Monday, March 21, 2011
trusting everyone so i can trust god
I have the hardest time trusting people like really I can't figure out why. It is so bad to where I can't tell my own mother it makes me cry. I wish that I would be able to trust cause if I can't I will die alone with a bunch of cats. I don't want that. Also i need for my own sake i need to open up and not just keep it in. god is more effected by it than i am he is the one who created me. i need to trust him and it is not easy. i want it to be but no it just can't be. i don't know what to do sometimes with myself. i also wish that my life didn't need to have so much complicated so that i didn't need to trust people sometimes. so this is just another thing in my path to a better relationship with god.
Sunday, March 6, 2011
putting my well being in god
So recently I have had health problems. Which I am praying about and have had some people pray for me. I really am having a hard time letting God help me be healthy. Because I don't think it will do anything.

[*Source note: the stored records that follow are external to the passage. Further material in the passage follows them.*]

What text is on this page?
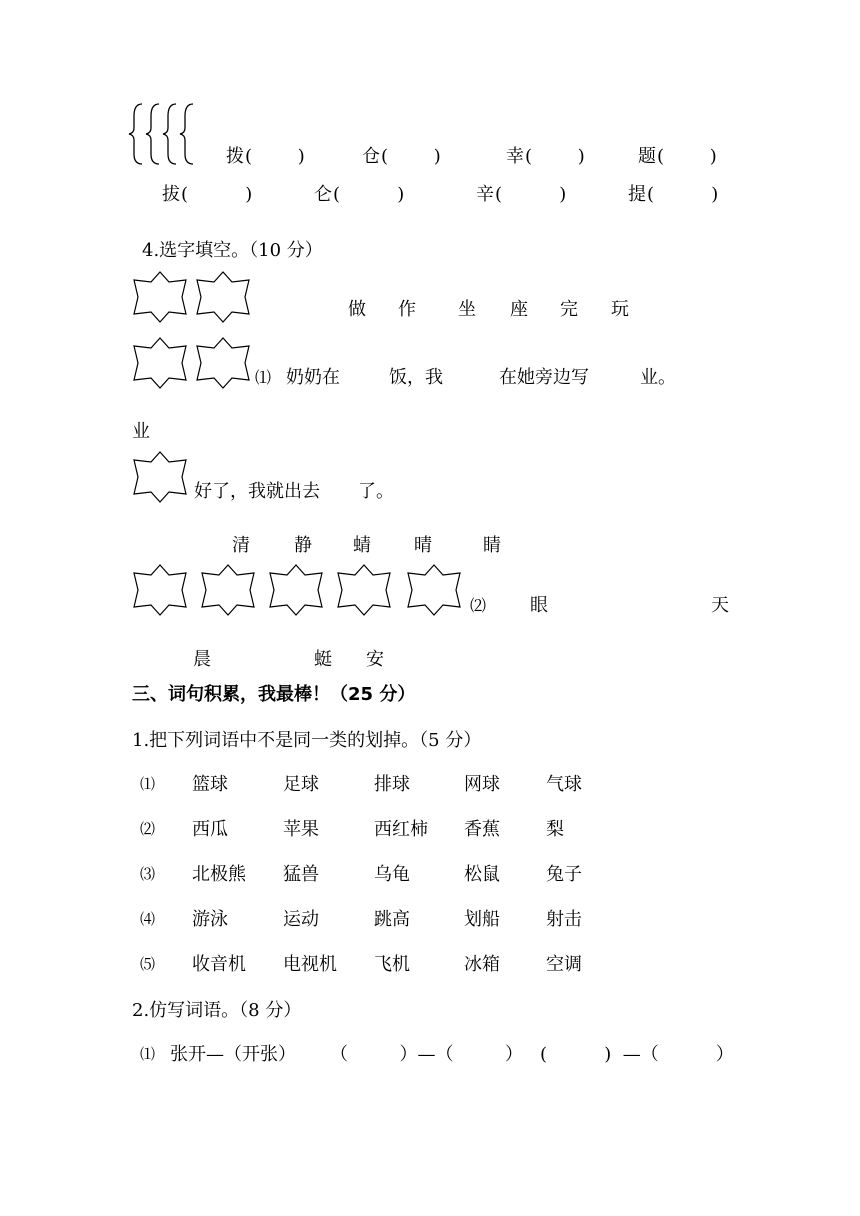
拨 (        )	仓 (        )	幸 (        )	题 (        )
拔 (          )	仑 (          )	辛 (          )	提 (          )
4.选字填空。（10 分）
做 作 坐 座 完 玩
⑴ 奶奶在	饭，我	在她旁边写	业。
业
好了，我就出去 了。
清 静 蜻 晴	睛
⑵ 眼	天
晨	蜓 安
三、词句积累，我最棒！（25 分）
1.把下列词语中不是同一类的划掉。（5 分）
⑴ 篮球	足球	排球	网球	气球
⑵ 西瓜	苹果	西红柿 香蕉	梨
⑶ 北极熊 猛兽	乌龟	松鼠	兔子
⑷ 游泳	运动	跳高	划船	射击
⑸ 收音机 电视机 飞机	冰箱	空调
2.仿写词语。（8 分）
⑴ 张开—（开张） （         ）—（         ） (          )  —（          ）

Along this road though he keeps telling me he is trying to help me but I won't let him in. I think it is because I am extremely scared to let him try. I know I should but I also know it isn't easy. he keeps trying as am I. I am scared so much just sometimes thinking about makes me cry. but I have ask God everyday to please heal my body. I feel as if he is trying. I am so thankful for his awesomeness I mean without it I don't think I would ever be where I am now. I love him so much! thank you for helping me trust you God.